Cai Dehan, Sun Yanni
Department of Electrical Engineering, City University of Hong Kong, Kowloon, Hong Kong SAR, China.
Bioinformatics. 2022 Apr 12;38(8):2127-2134. doi: 10.1093/bioinformatics/btac089.
Most RNA viruses lack strict proofreading during replication. Coupled with a high replication rate, some RNA viruses can form a virus population containing a group of genetically related but different haplotypes. Characterizing the haplotype composition in a virus population is thus important to understand viruses' evolution. Many attempts have been made to reconstruct viral haplotypes using next-generation sequencing (NGS) reads. However, the short length of NGS reads cannot cover distant single-nucleotide variants, making it difficult to reconstruct complete or near-complete haplotypes. Given the fast developments of third-generation sequencing technologies, a new opportunity has arisen for reconstructing full-length haplotypes with long reads.
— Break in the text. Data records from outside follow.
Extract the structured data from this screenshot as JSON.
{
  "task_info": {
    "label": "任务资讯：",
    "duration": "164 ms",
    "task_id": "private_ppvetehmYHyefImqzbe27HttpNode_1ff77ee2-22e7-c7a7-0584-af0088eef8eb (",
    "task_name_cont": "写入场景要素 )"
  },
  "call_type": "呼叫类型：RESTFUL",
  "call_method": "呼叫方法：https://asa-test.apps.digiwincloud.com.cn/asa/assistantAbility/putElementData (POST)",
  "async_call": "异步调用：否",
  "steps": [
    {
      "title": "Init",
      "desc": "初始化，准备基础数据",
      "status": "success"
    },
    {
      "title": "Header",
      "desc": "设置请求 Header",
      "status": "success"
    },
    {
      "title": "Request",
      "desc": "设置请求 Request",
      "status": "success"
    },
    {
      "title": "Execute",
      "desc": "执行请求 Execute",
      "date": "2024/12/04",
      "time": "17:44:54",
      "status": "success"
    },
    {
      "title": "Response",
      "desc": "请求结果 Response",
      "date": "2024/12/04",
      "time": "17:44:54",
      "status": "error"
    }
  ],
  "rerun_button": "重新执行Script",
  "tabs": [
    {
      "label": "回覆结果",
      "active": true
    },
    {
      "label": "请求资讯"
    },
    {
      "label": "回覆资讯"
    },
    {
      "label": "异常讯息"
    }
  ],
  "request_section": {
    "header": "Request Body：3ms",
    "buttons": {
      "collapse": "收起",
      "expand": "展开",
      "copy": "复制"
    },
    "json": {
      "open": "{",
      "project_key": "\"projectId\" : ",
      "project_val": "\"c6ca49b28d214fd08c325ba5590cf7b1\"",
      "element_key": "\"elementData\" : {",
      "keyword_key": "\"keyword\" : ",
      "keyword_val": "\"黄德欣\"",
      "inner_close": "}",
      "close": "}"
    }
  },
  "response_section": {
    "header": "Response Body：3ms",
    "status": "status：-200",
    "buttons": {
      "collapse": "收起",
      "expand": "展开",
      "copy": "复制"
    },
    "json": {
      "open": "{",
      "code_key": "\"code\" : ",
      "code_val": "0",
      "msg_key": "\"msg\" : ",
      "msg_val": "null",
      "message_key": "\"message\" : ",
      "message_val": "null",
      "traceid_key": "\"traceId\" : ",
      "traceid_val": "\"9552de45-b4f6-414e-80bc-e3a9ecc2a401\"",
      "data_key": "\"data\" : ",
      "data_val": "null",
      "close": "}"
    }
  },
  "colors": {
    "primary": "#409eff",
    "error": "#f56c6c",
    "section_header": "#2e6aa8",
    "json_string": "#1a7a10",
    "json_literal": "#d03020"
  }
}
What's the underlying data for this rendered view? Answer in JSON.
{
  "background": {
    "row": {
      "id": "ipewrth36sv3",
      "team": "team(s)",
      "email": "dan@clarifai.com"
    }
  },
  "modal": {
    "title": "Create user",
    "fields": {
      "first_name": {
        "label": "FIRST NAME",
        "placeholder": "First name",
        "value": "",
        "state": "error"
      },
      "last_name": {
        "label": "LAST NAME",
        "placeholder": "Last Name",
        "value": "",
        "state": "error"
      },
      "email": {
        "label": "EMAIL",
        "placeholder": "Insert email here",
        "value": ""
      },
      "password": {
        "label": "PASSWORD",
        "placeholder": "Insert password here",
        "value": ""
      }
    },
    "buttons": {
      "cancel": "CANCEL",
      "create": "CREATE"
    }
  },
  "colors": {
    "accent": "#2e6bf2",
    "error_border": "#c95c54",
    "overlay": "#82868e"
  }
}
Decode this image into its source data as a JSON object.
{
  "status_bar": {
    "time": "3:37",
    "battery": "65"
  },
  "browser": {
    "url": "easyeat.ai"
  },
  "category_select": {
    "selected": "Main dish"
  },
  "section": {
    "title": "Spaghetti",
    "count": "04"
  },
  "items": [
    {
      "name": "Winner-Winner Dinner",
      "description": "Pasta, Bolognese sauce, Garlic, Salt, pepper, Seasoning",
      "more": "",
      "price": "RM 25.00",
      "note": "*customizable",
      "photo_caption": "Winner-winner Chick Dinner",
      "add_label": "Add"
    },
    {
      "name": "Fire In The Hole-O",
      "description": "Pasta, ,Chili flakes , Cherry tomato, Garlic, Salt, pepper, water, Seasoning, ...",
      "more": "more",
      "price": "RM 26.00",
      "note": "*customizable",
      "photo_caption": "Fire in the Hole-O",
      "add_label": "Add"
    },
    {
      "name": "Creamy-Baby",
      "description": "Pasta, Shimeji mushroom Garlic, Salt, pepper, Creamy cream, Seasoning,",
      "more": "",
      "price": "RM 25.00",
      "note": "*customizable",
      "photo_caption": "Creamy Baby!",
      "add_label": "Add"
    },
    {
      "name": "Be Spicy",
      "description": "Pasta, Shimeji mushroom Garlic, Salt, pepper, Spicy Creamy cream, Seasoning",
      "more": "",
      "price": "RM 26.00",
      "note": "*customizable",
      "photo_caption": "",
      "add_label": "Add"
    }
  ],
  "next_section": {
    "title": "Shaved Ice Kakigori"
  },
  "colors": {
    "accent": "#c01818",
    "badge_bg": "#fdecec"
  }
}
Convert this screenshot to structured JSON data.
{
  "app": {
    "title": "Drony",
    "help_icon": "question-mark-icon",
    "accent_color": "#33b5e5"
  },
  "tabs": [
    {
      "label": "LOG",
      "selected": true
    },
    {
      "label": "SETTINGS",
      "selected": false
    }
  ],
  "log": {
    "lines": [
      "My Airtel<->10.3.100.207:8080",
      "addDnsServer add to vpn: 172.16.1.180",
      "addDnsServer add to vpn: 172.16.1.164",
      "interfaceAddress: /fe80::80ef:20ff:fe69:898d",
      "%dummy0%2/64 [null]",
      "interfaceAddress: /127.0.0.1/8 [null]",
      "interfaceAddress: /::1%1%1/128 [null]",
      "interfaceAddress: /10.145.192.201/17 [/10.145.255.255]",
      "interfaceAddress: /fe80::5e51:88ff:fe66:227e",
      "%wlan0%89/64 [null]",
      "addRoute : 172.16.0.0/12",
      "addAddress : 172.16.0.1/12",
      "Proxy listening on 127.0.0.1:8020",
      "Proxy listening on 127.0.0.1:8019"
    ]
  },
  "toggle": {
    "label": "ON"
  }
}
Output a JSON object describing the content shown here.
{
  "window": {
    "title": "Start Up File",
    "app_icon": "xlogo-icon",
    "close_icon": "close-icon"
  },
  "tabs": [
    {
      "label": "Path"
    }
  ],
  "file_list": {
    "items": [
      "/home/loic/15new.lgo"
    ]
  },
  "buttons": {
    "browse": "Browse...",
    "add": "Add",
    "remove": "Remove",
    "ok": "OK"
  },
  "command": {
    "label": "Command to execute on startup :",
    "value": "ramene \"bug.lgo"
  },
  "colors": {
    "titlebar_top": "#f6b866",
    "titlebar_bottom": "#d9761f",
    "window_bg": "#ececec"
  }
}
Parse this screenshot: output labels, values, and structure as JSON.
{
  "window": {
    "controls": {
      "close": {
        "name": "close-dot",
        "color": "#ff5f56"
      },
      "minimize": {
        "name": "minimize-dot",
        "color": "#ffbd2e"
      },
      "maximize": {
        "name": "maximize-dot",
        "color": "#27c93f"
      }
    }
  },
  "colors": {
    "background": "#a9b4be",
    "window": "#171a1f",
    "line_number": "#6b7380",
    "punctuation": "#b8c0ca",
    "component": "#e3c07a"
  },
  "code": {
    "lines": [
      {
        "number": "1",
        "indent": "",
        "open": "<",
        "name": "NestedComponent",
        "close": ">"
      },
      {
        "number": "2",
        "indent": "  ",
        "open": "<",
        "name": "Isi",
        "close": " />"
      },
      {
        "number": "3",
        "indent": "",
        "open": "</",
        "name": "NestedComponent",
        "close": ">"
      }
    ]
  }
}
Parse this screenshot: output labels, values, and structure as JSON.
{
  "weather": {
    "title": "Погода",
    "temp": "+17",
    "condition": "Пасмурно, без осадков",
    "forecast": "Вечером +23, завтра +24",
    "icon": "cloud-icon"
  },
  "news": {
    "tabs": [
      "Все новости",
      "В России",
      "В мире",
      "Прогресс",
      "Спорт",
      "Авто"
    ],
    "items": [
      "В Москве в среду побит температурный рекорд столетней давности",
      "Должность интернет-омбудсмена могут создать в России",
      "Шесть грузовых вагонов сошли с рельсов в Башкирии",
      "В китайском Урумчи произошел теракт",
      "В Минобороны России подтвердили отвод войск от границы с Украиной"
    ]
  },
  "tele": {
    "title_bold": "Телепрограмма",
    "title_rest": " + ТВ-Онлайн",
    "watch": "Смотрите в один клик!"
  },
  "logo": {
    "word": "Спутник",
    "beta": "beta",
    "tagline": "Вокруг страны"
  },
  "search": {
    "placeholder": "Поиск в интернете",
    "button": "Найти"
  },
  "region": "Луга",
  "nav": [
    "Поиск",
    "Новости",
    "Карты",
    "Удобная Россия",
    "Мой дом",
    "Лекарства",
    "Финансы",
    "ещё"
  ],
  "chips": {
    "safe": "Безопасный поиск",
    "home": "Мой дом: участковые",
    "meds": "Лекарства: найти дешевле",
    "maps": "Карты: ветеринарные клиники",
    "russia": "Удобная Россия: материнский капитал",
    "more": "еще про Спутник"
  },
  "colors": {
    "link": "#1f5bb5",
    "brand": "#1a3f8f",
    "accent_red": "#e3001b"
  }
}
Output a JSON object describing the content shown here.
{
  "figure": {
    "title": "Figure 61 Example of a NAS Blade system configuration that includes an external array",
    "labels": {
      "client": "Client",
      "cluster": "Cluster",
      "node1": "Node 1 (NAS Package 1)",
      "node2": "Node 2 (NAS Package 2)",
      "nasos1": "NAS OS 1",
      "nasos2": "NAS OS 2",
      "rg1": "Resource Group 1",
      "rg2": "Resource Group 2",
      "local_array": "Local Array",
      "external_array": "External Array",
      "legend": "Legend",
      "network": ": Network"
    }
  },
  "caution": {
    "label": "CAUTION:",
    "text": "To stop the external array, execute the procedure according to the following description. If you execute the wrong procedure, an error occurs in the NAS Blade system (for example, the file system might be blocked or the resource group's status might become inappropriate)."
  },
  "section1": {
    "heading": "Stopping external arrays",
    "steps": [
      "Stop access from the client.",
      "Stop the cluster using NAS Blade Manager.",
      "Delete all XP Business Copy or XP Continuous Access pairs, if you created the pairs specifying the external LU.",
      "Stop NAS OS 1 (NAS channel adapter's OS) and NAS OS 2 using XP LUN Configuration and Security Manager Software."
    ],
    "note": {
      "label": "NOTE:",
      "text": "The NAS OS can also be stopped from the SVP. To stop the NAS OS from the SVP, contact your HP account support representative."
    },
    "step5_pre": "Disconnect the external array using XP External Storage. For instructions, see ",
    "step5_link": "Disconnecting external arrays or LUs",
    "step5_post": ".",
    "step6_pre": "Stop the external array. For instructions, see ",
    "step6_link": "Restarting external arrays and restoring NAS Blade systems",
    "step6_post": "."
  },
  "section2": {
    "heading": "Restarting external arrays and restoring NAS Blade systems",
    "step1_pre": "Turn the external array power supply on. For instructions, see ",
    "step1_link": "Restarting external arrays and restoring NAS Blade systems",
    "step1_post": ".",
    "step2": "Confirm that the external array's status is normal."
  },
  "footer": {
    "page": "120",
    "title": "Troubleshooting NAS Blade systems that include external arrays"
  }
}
In this work, we developed a new tool, RVHaplo to reconstruct haplotypes for known viruses from long reads. We tested it rigorously on both simulated and real viral sequencing data and compared it against other popular haplotype reconstruction tools. The results demonstrated that RVHaplo outperforms the state-of-the-art tools for viral haplotype reconstruction from long reads. Especially, RVHaplo can reconstruct the rare (1% abundance) haplotypes that other tools usually missed.
The source code and the documentation of RVHaplo are available at https://github.com/dhcai21/RVHaplo.
Supplementary data are available at Bioinformatics online.
大多数RNA病毒在复制过程中缺乏严格的校对机制。再加上高复制率,一些RNA病毒能够形成一个包含一组遗传相关但不同单倍型的病毒群体。因此,表征病毒群体中的单倍型组成对于理解病毒的进化很重要。人们已经进行了许多尝试,使用下一代测序(NGS)读数来重建病毒单倍型。然而,NGS读数的短长度无法覆盖远距离的单核苷酸变体,使得重建完整或接近完整的单倍型变得困难。鉴于第三代测序技术的快速发展,利用长读数重建全长单倍型出现了新的机遇。
在这项工作中,我们开发了一种新工具RVHaplo,用于从长读数中为已知病毒重建单倍型。我们在模拟和真实病毒测序数据上对其进行了严格测试,并将其与其他流行的单倍型重建工具进行了比较。结果表明,RVHaplo在从长读数进行病毒单倍型重建方面优于现有工具。特别是,RVHaplo能够重建其他工具通常遗漏的罕见(丰度为1%)单倍型。
RVHaplo的源代码和文档可在https://github.com/dhcai21/RVHaplo获取。
补充数据可在《生物信息学》在线获取。